Another major challenge involves the lack of beds within treatment centers to begin the recovery process for newly affected professionals. AAPHP has identified growth opportunities for treatment centers and professionals to become accredited in treating professionals with addictions. AAPHP has a strategic alliance with SyMedica, a CEU provider credentialed by the Florida Division of Medical Quality Assurance, which has a growing library of online and live training programs to assist treatment center staff and independent licensed professionals who treat impaired professionals.

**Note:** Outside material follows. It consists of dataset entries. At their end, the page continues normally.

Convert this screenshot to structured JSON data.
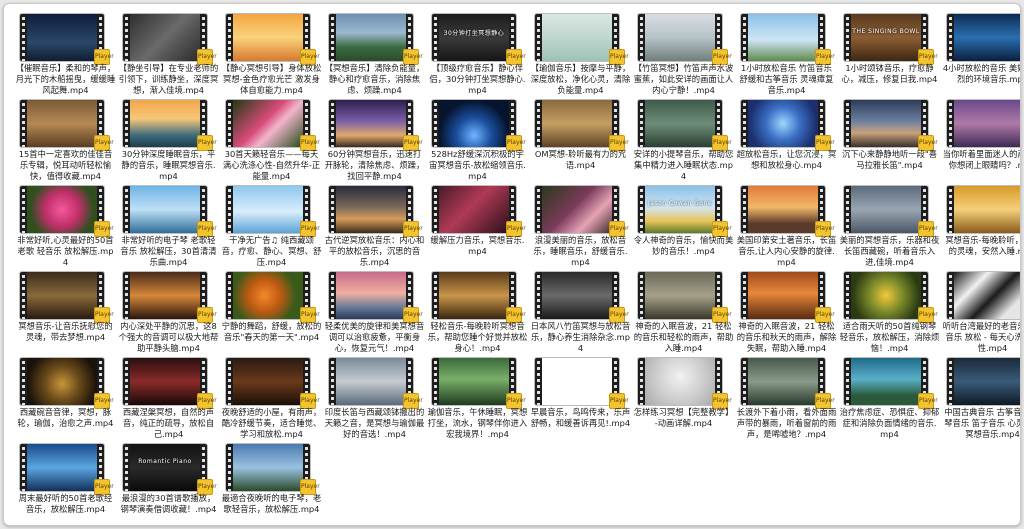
{
  "files": [
    {
      "name": "【催眠音乐】柔和的琴声，月光下的木船摇曳，缓缓睡风起舞.mp4",
      "bg": "linear-gradient(#0e1c3a,#2a4868 60%,#0f1e33)",
      "icon": "video-file-icon"
    },
    {
      "name": "【静坐引导】在专业老师的引领下，训练静坐，深度冥想，渐入佳境.mp4",
      "bg": "linear-gradient(135deg,#2e2e2e,#6a6a6a 50%,#2a2a2a)",
      "icon": "video-file-icon"
    },
    {
      "name": "【静心冥想引导】身体放松冥想-金色疗愈光芒 激发身体自愈能力.mp4",
      "bg": "linear-gradient(#f3a640,#f9d27b 50%,#d67a2e)",
      "icon": "video-file-icon"
    },
    {
      "name": "【冥想音乐】清除负能量，静心和疗愈音乐，消除焦虑、烦躁.mp4",
      "bg": "linear-gradient(#6e8fb3,#9bbad0 40%,#3c6b3f 70%,#2b4a2a)",
      "icon": "video-file-icon"
    },
    {
      "name": "【顶级疗愈音乐】静心伴侣，30分钟打坐冥想静心.mp4",
      "bg": "linear-gradient(#1c1c1c,#3a3a3a 50%,#161616)",
      "icon": "video-file-icon",
      "overlay": "30分钟打坐冥想静心"
    },
    {
      "name": "【瑜伽音乐】按摩与平静，深度放松，净化心灵，清除负能量.mp4",
      "bg": "linear-gradient(#d9e8e2,#bfd7cf 50%,#9fc2b5)",
      "icon": "video-file-icon"
    },
    {
      "name": "【竹笛冥想】竹笛声声水波蜜蕉，如此安详的画面让人内心宁静！.mp4",
      "bg": "linear-gradient(#d8dde0,#b7c3c9 50%,#6f7f7a)",
      "icon": "video-file-icon"
    },
    {
      "name": "1小时放松音乐 竹笛音乐 舒缓和古筝音乐 灵魂瘴复音乐.mp4",
      "bg": "linear-gradient(#8ac0e8,#cfe6f4 55%,#5f8a4f)",
      "icon": "video-file-icon"
    },
    {
      "name": "1小时颂钵音乐，疗愈静心，减压，修复日我.mp4",
      "bg": "linear-gradient(#5a3b1f,#8b5e33 50%,#3d2713)",
      "icon": "video-file-icon",
      "overlay": "THE SINGING BOWL"
    },
    {
      "name": "4小时放松的音乐 美妙而放烈的环境音乐.mp4",
      "bg": "linear-gradient(#0d2b55,#2a6fb0 50%,#0b1f3f)",
      "icon": "video-file-icon"
    },
    {
      "name": "15首中一定喜欢的佳佳音乐专辑，悦耳动听轻松愉快，值得收藏.mp4",
      "bg": "linear-gradient(#7a5a36,#b58955 50%,#5a3d22)",
      "icon": "video-file-icon"
    },
    {
      "name": "30分钟深度睡眠音乐，平静的音乐，睡眠冥想音乐.mp4",
      "bg": "linear-gradient(#f2a64a,#f6c77a 40%,#3c6b7b 75%,#1f3d4a)",
      "icon": "video-file-icon"
    },
    {
      "name": "30首天籁轻音乐——每天满心洗涤心性-自然升华-正能量.mp4",
      "bg": "linear-gradient(135deg,#1f3b14,#d94c7a 45%,#f2b5cd 60%,#234a16)",
      "icon": "video-file-icon"
    },
    {
      "name": "60分钟冥想音乐，迅速打开脉轮，清除焦虑、烦躁，找回平静.mp4",
      "bg": "linear-gradient(#2c1e4d,#7b5fa8 45%,#e0a96c 75%,#3a2a1f)",
      "icon": "video-file-icon"
    },
    {
      "name": "528Hz舒缓深沉积极的宇宙冥想音乐-放松缩领音乐.mp4",
      "bg": "radial-gradient(circle at 50% 75%,#6fb5ff,#1a4f9e 35%,#06142e 70%)",
      "icon": "video-file-icon"
    },
    {
      "name": "OM冥想-聆听最有力的咒语.mp4",
      "bg": "linear-gradient(#8a6a3d,#c69e62 50%,#5d4325)",
      "icon": "video-file-icon"
    },
    {
      "name": "安详的小提琴音乐，帮助您集中精力进入睡眠状态.mp4",
      "bg": "linear-gradient(#3d5a4a,#6f8d7a 50%,#2a3f33)",
      "icon": "video-file-icon"
    },
    {
      "name": "超放松音乐，让您沉浸，冥想和放松身心.mp4",
      "bg": "radial-gradient(circle at 50% 50%,#9fd6ff,#3a6fc4 40%,#1b2f6e 80%)",
      "icon": "video-file-icon"
    },
    {
      "name": "沉下心来静静地听一段\"喜马拉雅长笛\".mp4",
      "bg": "linear-gradient(#2d3b58,#6c7fa0 45%,#c9a27c 70%,#3a2f2a)",
      "icon": "video-file-icon"
    },
    {
      "name": "当你听着里面迷人的声音，你想闭上眼睛吗？.mp4",
      "bg": "linear-gradient(#6a4a8c,#b07aa7 50%,#3d2a55)",
      "icon": "video-file-icon"
    },
    {
      "name": "非常好听,心灵最好的50首老歌 轻音乐 放松解压.mp4",
      "bg": "radial-gradient(circle at 50% 50%,#f25a9a,#c12f6a 40%,#2f4f1f 75%)",
      "icon": "video-file-icon"
    },
    {
      "name": "非常好听的电子琴 老歌轻音乐 放松解压，30首清清乐曲.mp4",
      "bg": "linear-gradient(#6fb3e6,#bfe0f5 50%,#2f6e9a)",
      "icon": "video-file-icon"
    },
    {
      "name": "干净无广告♫ 纯西藏颂音，疗愈、静心、冥想、舒压.mp4",
      "bg": "linear-gradient(#8ec8ef,#d9eefa 55%,#5aa3d6)",
      "icon": "video-file-icon"
    },
    {
      "name": "古代逆冥放松音乐：内心和平的放松音乐，沉思的音乐.mp4",
      "bg": "linear-gradient(#2a2a3a,#7a6a5a 45%,#d69a5a 70%,#3a2a1a)",
      "icon": "video-file-icon"
    },
    {
      "name": "缓解压力音乐，冥想音乐.mp4",
      "bg": "linear-gradient(135deg,#4a1a2a,#b03a55 45%,#2a0f1a)",
      "icon": "video-file-icon"
    },
    {
      "name": "浪漫美丽的音乐，放松音乐，睡眠音乐，舒缓音乐.mp4",
      "bg": "linear-gradient(135deg,#2a3a1a,#7a3a5a 45%,#e6a3b5 70%,#3a2a2a)",
      "icon": "video-file-icon"
    },
    {
      "name": "令人神奇的音乐，愉快而美妙的音乐！.mp4",
      "bg": "linear-gradient(#8ac0e8,#d0e6f2 45%,#e8c258 75%,#5a7a2a)",
      "icon": "video-file-icon",
      "overlay": "Jason Cowan Gone"
    },
    {
      "name": "美国印第安土著音乐，长笛音乐,让人内心安静的旋律.mp4",
      "bg": "linear-gradient(#e07a3a,#f2b86a 45%,#5a3a2a 80%)",
      "icon": "video-file-icon"
    },
    {
      "name": "美丽的冥想音乐，乐器和夜长笛西藏碗，听着音乐入进,佳境.mp4",
      "bg": "linear-gradient(#5a6a7a,#9aa6b2 50%,#4a5664)",
      "icon": "video-file-icon"
    },
    {
      "name": "冥想音乐-每晚聆听，纯净的灵魂，安然入睡.mp4",
      "bg": "linear-gradient(#d69a2a,#f5d07a 50%,#8a5a1a)",
      "icon": "video-file-icon"
    },
    {
      "name": "冥想音乐-让音乐抚慰您的灵魂，带去梦想.mp4",
      "bg": "linear-gradient(#3a2a1a,#8a6a3a 50%,#2a1a0f)",
      "icon": "video-file-icon"
    },
    {
      "name": "内心深处平静的沉思，这8个强大的音调可以极大地帮助平静头脑.mp4",
      "bg": "linear-gradient(#4a2a1a,#d6883a 50%,#2a160c)",
      "icon": "video-file-icon"
    },
    {
      "name": "宁静的舞蹈，舒缓，放松的音乐\"春天的第一天\".mp4",
      "bg": "radial-gradient(circle at 45% 50%,#f28a2a,#c05a12 35%,#3a5a1a 70%)",
      "icon": "video-file-icon"
    },
    {
      "name": "轻柔优美的旋律和美冥想音调可以治愈疲惫，平衡身心，恢复元气！.mp4",
      "bg": "linear-gradient(#c86a8a,#f0b0a0 45%,#6a7a9a 75%,#2a3a5a)",
      "icon": "video-file-icon"
    },
    {
      "name": "轻松音乐-每晚聆听冥想音乐，帮助您睡个好觉并放松身心！.mp4",
      "bg": "linear-gradient(#5a3a1a,#c8964a 50%,#3a260f)",
      "icon": "video-file-icon"
    },
    {
      "name": "日本风八竹笛冥想与放松音乐，静心养生消除杂念.mp4",
      "bg": "linear-gradient(#2a2a2a,#6a6a6a 50%,#1a1a1a)",
      "icon": "video-file-icon"
    },
    {
      "name": "神奇的入眠音波，21 轻松的音乐和轻松的雨声，帮助入睡.mp4",
      "bg": "linear-gradient(#6a6a5a,#a6a28a 50%,#3a382a)",
      "icon": "video-file-icon"
    },
    {
      "name": "神奇的入眠音波，21 轻松的音乐和秋天的雨声，解除失眠，帮助入睡.mp4",
      "bg": "linear-gradient(#a04a1a,#e6883a 45%,#5a2a0f)",
      "icon": "video-file-icon"
    },
    {
      "name": "适合雨天听的50首纯钢琴轻音乐，放松解压，消除烦恼！.mp4",
      "bg": "radial-gradient(circle at 50% 50%,#f2c83a,#7a8a2a 40%,#2a3a12 80%)",
      "icon": "video-file-icon"
    },
    {
      "name": "听听台湾最好的老音乐，轻音乐 放松 - 每天心洗涤心性.mp4",
      "bg": "linear-gradient(135deg,#1a1a1a,#f2f2f2 30%,#1a1a1a 55%,#e6e6e6 80%)",
      "icon": "video-file-icon"
    },
    {
      "name": "西藏碗音音律，冥想，脉轮，瑜伽，治愈之声.mp4",
      "bg": "radial-gradient(circle at 50% 55%,#c8963a,#6a4a1a 40%,#1a120a 80%)",
      "icon": "video-file-icon"
    },
    {
      "name": "西藏涅槃冥想，自然的声音，纯正的疏导，放松自己.mp4",
      "bg": "linear-gradient(#2a0f0f,#8a2a2a 50%,#1a0808)",
      "icon": "video-file-icon"
    },
    {
      "name": "夜晚舒适的小屋，有雨声，酷冷舒缓节奏，适合睡觉、学习和放松.mp4",
      "bg": "linear-gradient(#2a1a12,#6a3a1a 50%,#1a0f08)",
      "icon": "video-file-icon"
    },
    {
      "name": "印度长笛与西藏颂钵撒出的天籁之音，是冥想与瑜伽最好的音选！.mp4",
      "bg": "linear-gradient(#7a8a9a,#c6ccd2 50%,#5a6a7a)",
      "icon": "video-file-icon"
    },
    {
      "name": "瑜伽音乐，午休睡眠，冥想打坐，流水，钢琴伴你进入宏我境界！.mp4",
      "bg": "linear-gradient(#3a6a3a,#7ab06a 45%,#1f3a1f)",
      "icon": "video-file-icon"
    },
    {
      "name": "早晨音乐，鸟鸣传来，乐声舒畅，和缓善诉再见!.mp4",
      "bg": "linear-gradient(#ffffff,#ffffff)",
      "icon": "video-file-icon"
    },
    {
      "name": "怎样练习冥想【完整教学】-动画详解.mp4",
      "bg": "radial-gradient(circle at 50% 40%,#f2f2f2,#c8c8c8 60%,#a8a8a8)",
      "icon": "video-file-icon"
    },
    {
      "name": "长渡外下着小雨，看外面雨声带的暴雨，听着窗前的雨声，是唏嘘地？.mp4",
      "bg": "linear-gradient(#4a5a4a,#8a9a8a 50%,#2a3a2a)",
      "icon": "video-file-icon"
    },
    {
      "name": "治疗焦虑症、恐惧症、抑郁症和消除负面情绪的音乐.mp4",
      "bg": "linear-gradient(#1f6a8a,#5ab0c8 45%,#2a5a3a 80%)",
      "icon": "video-file-icon"
    },
    {
      "name": "中国古典音乐 古筝音乐 古琴音乐 笛子音乐 心灵音乐 冥想音乐.mp4",
      "bg": "linear-gradient(#1a2a3a,#3a5a7a 50%,#0f1a24)",
      "icon": "video-file-icon"
    },
    {
      "name": "周末最好听的50首老歌经音乐，放松解压.mp4",
      "bg": "linear-gradient(#1a4a8a,#5aa6e0 50%,#12305a)",
      "icon": "video-file-icon"
    },
    {
      "name": "最浪漫的30首谱歌播放，钢琴演奏借调收藏！.mp4",
      "bg": "linear-gradient(#111,#2a2a2a 50%,#0a0a0a)",
      "icon": "video-file-icon",
      "overlay": "Romantic Piano"
    },
    {
      "name": "最適合夜晚听的电子琴，老歌轻音乐，放松解压.mp4",
      "bg": "linear-gradient(#4a7ab0,#9ac2e0 50%,#2a4a2a)",
      "icon": "video-file-icon"
    }
  ],
  "badge_label": "Player"
}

Treating professionals also have the opportunity for accreditation as diplomate or clinical members of AAPHP, offering professional health programs an added layer of provider accountability.

AAPHP is planning its inaugural Congress of state recovery program professionals, treatment center professionals and licensed recovery professionals for the first quarter of 2017.

Seeking collaborators

AAPHP is looking for collaboration with an academic program in a university setting (in a department of public health or medicine) to be a home for academic research and development of best practices. AAPHP also needs the expertise of seasoned providers in the area of treating recovering professionals.

Information on the various ways to make a difference with AAPHP on behalf of recovering professionals is available by calling (800) 375-1859, or e-mailing bob@professionalshealth.net. We would be delighted to explore ways to involve your state recovery program, hospital system or treatment center.

Any profits of AAPHP are designated proportionally to the Caduceus Recovery Foundation or the Juris Recovery Foundation, both of which are not-for-profit foundations established to provide treatment assistance for deserving but financially impoverished impaired professionals.

 

Bob Coates, MDiv, LMFT, is Executive Director of the American Academy of Professionals Health Programs (AAPHP). He has been in clinical practice since 1978 and began his clinical work with impaired physicians in 1983. Laura Pulido, MSN, ARNP-BC, is a practicing Advanced Nurse Practitioner with more than 10 years of experience in developing regulatory-specific pain management options for licensed professionals. Dino Eliadis, MBA, provides AAPHP with day-to-day strategic growth planning and operational oversight. He is an Air Force veteran with 30 years of leadership experience.

 

Florida program earns the first accreditation

The American Academy of Professionals Health Programs (AAPHP) has announced its first Diplomate Accredited Treatment Program. The Advanced Recovery Systems program is under the direction of Orlando Recovery Center medical director Timothy Huckaby, MD, who also serves as president of the Florida Society of Addiction Medicine.

Advanced Recovery Systems' dedicated and structured Professionals Program serves both healthcare and legal professionals in need of treatment, at the organization's Orlando inpatient and outpatient facilities. The treatment organization's Ryan Chu has been certified by AAPHP as a Professionals Program Admissions Professional.